Chissà che reazione avranno, quando saranno di fronte all’Esercito delle Scope.


*Met: soprannome della Metropolitan Police Service di Londra.
** per questo dolce ho preso spunto da una tortina in commercio in Inghilterra, per un marchio che è un po’ l’equivalente del nostro Mulino Bianco.

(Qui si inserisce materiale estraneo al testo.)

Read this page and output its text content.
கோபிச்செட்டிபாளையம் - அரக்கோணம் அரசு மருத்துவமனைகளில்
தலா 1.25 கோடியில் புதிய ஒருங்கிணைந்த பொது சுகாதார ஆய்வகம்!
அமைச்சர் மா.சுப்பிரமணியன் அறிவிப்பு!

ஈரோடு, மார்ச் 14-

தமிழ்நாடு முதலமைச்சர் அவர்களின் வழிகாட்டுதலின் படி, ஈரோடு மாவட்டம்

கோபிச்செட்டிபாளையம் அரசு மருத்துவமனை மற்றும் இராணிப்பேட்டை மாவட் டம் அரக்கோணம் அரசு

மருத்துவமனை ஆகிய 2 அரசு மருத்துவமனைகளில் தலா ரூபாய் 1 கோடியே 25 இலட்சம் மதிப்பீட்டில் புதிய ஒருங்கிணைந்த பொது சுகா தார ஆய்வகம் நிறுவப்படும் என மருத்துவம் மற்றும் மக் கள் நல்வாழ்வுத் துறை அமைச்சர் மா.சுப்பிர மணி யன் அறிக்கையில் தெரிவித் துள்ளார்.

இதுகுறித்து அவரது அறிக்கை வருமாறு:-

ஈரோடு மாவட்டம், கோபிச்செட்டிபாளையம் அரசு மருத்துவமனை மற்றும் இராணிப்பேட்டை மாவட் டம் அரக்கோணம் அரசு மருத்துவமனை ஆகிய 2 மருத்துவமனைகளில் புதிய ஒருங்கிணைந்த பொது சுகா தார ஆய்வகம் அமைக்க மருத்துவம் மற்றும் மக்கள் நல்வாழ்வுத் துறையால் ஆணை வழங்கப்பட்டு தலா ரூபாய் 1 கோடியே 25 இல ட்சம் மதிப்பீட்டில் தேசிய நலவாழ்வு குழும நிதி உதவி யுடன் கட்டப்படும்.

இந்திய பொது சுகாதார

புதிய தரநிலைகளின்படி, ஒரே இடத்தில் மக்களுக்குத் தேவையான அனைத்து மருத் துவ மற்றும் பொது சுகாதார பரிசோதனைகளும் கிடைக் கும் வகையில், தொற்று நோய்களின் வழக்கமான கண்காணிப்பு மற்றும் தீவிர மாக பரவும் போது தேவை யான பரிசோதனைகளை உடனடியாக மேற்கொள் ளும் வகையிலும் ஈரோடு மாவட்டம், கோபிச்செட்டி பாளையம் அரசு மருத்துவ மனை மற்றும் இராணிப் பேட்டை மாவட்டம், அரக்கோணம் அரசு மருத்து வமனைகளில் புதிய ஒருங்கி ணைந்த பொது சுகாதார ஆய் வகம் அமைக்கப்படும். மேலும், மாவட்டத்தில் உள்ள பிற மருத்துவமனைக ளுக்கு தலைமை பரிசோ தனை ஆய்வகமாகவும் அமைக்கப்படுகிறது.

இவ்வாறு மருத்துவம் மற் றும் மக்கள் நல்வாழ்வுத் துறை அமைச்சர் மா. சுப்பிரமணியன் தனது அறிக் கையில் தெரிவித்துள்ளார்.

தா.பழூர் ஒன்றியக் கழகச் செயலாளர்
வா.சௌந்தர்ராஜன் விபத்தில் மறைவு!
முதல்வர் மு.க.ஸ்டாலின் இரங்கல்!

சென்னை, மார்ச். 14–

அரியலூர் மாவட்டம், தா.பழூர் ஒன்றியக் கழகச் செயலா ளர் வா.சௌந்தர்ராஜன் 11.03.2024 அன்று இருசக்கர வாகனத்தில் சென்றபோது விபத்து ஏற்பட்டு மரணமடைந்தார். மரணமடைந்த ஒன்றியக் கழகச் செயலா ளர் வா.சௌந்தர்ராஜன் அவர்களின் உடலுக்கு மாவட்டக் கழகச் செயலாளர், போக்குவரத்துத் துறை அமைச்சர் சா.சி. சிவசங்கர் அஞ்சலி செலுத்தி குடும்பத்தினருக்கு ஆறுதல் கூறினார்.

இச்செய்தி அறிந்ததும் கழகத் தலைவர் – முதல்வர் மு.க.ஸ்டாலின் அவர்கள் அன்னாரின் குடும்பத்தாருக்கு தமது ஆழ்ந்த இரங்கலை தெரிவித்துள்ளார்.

Terza Classificata a Parimerito: "Brooms Army" di ely79
Grammatica e Sintassi: 8.5/10

Gli errori che ho trovato sono per lo più imputabili alla distrazione.
“sconvolta e furiosa nel contempo”→ sostituirei “nel” con “al”;
“[…] si finisce per darla vinta a facinorosi”→ “ai”;
“[…] indicando la torma che si allarga ad ondate lungo la via”→ manca il punto dopo “via”;
“se da un lato mi sento, dall’altra non lo biasimo affatto”→ manca un aggettivo dopo “sento” e al posto di “altra”, metterei “altro”;
“mi stupisce d’essere scambiato con un universitario o giù di lì”→ sistemerei questa frase così: “mi stupisce essere scambiato per un universitario o giù di lì”;
“lei risponde inarcando un sopraciglio”→ “sopracciglio”;
(NdA. Errori corretti)

Lessico e Stile: 9.5/10

Grazie al tuo stile fluido e al tuo lessico “ricco” e suggestivo, mi sono sentita partecipe delle avventure di Phils e suo padre. Hai sempre scelto con cura gli aggettivi e i termini per descrivere determinati stati d’animo o azioni. Ad esempio, mi ha colpito molto questa frase: “i piccoli contenitori di carta pieghettata che li contengono scricchiolano invitanti”; mi è proprio sembrato di sentire il fruscio della carta mentre leggevo. Complimenti.

Trama: 19/20

Da dove iniziare ad elencare i motivi per cui questa storia mi ha colpito? In primis, per la tua capacità espositiva e per l’attenzione che hai posto nel tracciare l’immagine di Londra durante un evento così devastante per la metropoli (Bellissimo il paragone con Dorian Gray che ben si sposa con l’ambientazione). Tra le righe si respira proprio quell’aria di desolazione e disperazione che incombe sulla città dopo il passaggio del Brooms Army.
Parliamo adesso del tuo scrittore: non mi è parso il solito scrittore che vive solo di ideali, nonostante la sua scelta in ambito lavorativo abbia condizionato il suo matrimonio. Mi piace anche il rapporto che ha instaurato con sua figlia: le lascia una certa libertà, ma la segue nella sua decisione di andare per le strade di Londra. Inoltre, trovo stimolante il fatto che le idee per il suo libro gli vengano involontariamente fornite dalla realtà che lo circonda.
C’è una frase molto bella che mi ha fatto (scusa il gioco di parole) sorridere: “i sorrisi sembrano sortire lo stesso effetto delle scope, spazzano via il dolore e la paura”.